What will the web-crawler/spider bots do with it since it has an invalid "expires" tag? Will they ignore it or delete it like they would an expired tag? Or would they accept it and add it to their searchable pages?

Thanks,
Tony

tedster

5:15 am on Aug 30, 2002 (gmt 0)

WebmasterWorld Senior Member 10+ Year Member



Welcome to WebmasterWorld, thetrick

As far as I know, there's no commercial search engine that cares about the expires tag. It should have no effect, whether the tag's content is valid or not.

Do you have reason to think that valid "expires" tags will be honored by some search engines?

thetrick

12:36 pm on Aug 30, 2002 (gmt 0)



I found this on Vancouver Webpages while looking for information: [vancouver-webpages.com...]

"The date and time after which the document should be considered expired. Controls cacheing in HTTP/1.0. In Netscape Navigator, a request for a document whose expires time has passed will generate a new network request (possibly with If-Modified-Since). An illegal Expires date, e.g. "0", is interpreted as "now". Setting Expires to 0 may thus be used to force a modification check at each visit.

Web robots may delete expired documents from a search engine, or schedule a revisit."

Any thoughts to the validity of the last sentence?

jdMorgan

8:12 pm on Aug 30, 2002 (gmt 0)

WebmasterWorld Senior Member 10+ Year Member



thetrick,

Welcome to WebmasterWorld!

The point here is that it is an "http-equiv" -type tag. This means that the information contained in the tag can be treated as equivalent to information contained in the HTTP header served with the file.
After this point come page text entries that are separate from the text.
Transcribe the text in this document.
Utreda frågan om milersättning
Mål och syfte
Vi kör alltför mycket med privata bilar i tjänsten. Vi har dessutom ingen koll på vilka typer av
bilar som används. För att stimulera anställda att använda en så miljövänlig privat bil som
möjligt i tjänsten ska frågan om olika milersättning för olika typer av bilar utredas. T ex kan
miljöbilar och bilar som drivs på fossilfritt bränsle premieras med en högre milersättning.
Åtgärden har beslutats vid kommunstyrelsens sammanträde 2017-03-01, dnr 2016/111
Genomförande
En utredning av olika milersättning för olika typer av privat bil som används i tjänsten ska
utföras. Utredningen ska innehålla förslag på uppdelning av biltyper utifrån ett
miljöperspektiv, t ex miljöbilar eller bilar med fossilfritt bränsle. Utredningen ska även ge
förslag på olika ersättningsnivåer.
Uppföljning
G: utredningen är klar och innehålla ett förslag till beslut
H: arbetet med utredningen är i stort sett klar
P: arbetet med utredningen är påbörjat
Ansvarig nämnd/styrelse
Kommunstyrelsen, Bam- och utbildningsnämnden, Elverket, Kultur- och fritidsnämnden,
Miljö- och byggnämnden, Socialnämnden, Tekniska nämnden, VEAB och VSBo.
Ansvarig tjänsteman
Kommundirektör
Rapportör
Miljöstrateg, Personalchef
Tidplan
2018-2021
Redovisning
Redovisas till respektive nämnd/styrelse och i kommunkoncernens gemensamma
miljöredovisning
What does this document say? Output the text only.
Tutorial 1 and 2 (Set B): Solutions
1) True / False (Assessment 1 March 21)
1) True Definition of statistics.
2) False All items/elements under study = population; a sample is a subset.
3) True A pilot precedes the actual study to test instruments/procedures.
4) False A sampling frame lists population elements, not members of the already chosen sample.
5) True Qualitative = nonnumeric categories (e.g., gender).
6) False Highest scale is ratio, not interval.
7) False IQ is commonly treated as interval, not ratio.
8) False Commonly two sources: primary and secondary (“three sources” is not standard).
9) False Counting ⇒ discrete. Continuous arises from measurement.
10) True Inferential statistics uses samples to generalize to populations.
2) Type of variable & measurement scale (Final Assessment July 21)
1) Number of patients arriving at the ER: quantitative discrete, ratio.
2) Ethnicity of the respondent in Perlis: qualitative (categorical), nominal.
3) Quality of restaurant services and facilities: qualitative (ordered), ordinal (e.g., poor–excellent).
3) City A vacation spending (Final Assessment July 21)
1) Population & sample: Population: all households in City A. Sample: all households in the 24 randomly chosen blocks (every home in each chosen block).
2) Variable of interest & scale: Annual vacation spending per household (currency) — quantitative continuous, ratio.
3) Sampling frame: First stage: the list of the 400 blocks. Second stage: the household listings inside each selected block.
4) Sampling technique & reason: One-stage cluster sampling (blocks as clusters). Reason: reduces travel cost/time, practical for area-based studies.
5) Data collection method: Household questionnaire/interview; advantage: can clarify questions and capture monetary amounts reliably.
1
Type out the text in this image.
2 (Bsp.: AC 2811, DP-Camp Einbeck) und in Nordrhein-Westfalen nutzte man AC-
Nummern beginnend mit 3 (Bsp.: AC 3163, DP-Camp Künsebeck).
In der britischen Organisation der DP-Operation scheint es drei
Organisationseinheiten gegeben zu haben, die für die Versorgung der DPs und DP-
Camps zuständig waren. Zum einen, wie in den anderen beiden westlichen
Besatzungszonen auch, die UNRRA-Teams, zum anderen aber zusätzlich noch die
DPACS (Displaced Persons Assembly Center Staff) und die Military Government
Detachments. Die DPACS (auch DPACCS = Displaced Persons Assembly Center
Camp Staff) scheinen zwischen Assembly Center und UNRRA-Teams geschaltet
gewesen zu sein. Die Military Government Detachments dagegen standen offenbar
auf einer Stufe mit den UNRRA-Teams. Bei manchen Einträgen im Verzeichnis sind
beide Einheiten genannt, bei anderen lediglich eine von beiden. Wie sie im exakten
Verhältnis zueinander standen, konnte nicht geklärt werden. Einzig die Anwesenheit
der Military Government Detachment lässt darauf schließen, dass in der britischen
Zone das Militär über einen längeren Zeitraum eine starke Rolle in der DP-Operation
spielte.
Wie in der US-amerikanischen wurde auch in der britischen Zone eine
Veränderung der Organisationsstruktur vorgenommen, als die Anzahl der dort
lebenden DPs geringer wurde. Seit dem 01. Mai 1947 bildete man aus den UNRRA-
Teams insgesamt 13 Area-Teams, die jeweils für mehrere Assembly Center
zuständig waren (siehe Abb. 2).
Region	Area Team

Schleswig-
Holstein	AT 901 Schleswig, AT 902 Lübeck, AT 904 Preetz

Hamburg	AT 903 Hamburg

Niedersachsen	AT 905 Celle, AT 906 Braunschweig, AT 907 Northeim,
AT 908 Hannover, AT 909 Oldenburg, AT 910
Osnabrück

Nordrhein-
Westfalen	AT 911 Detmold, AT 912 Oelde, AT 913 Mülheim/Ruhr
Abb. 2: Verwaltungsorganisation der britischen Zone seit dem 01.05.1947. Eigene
However, in the trip from your server to the end-user, very few if any of the involved agents - caches, proxies, routers, etc. - are going to read and interpret your html document. Only certain proxy caches, such as those used to speed up long-latency high-speed connections like satellite links, will actually interpret your document contents. Therefore, the majority of them never "see" your tag.

Some robots might honor the tag and some browsers might honor the tag, but it does not work consistently-well.

There's another variation on this - the "pragma no-cache" tag that does seem to work consistently in browsers, but I've never had much luck with controlling search engine caches or network caches using any html-tag method.

The method that does seem to work consistently is to set up your server to send a proper Expires directive in the http headers served with your files.

You might want to read some of the tutorials here [web-caching.com] and try the cacheability checker tool to check your files.

Web robots may delete expired documents from a search engine, or schedule a revisit.

The observed behaviour of the most important search engine robots is that they re-spider your site and update their indexes only when they feel like it, and there's not much you can do to control it. Some spider the sites they deem most important more often, so that's one angle you can use - get more relevant good-quality incoming links.

Hope this helps,
Jim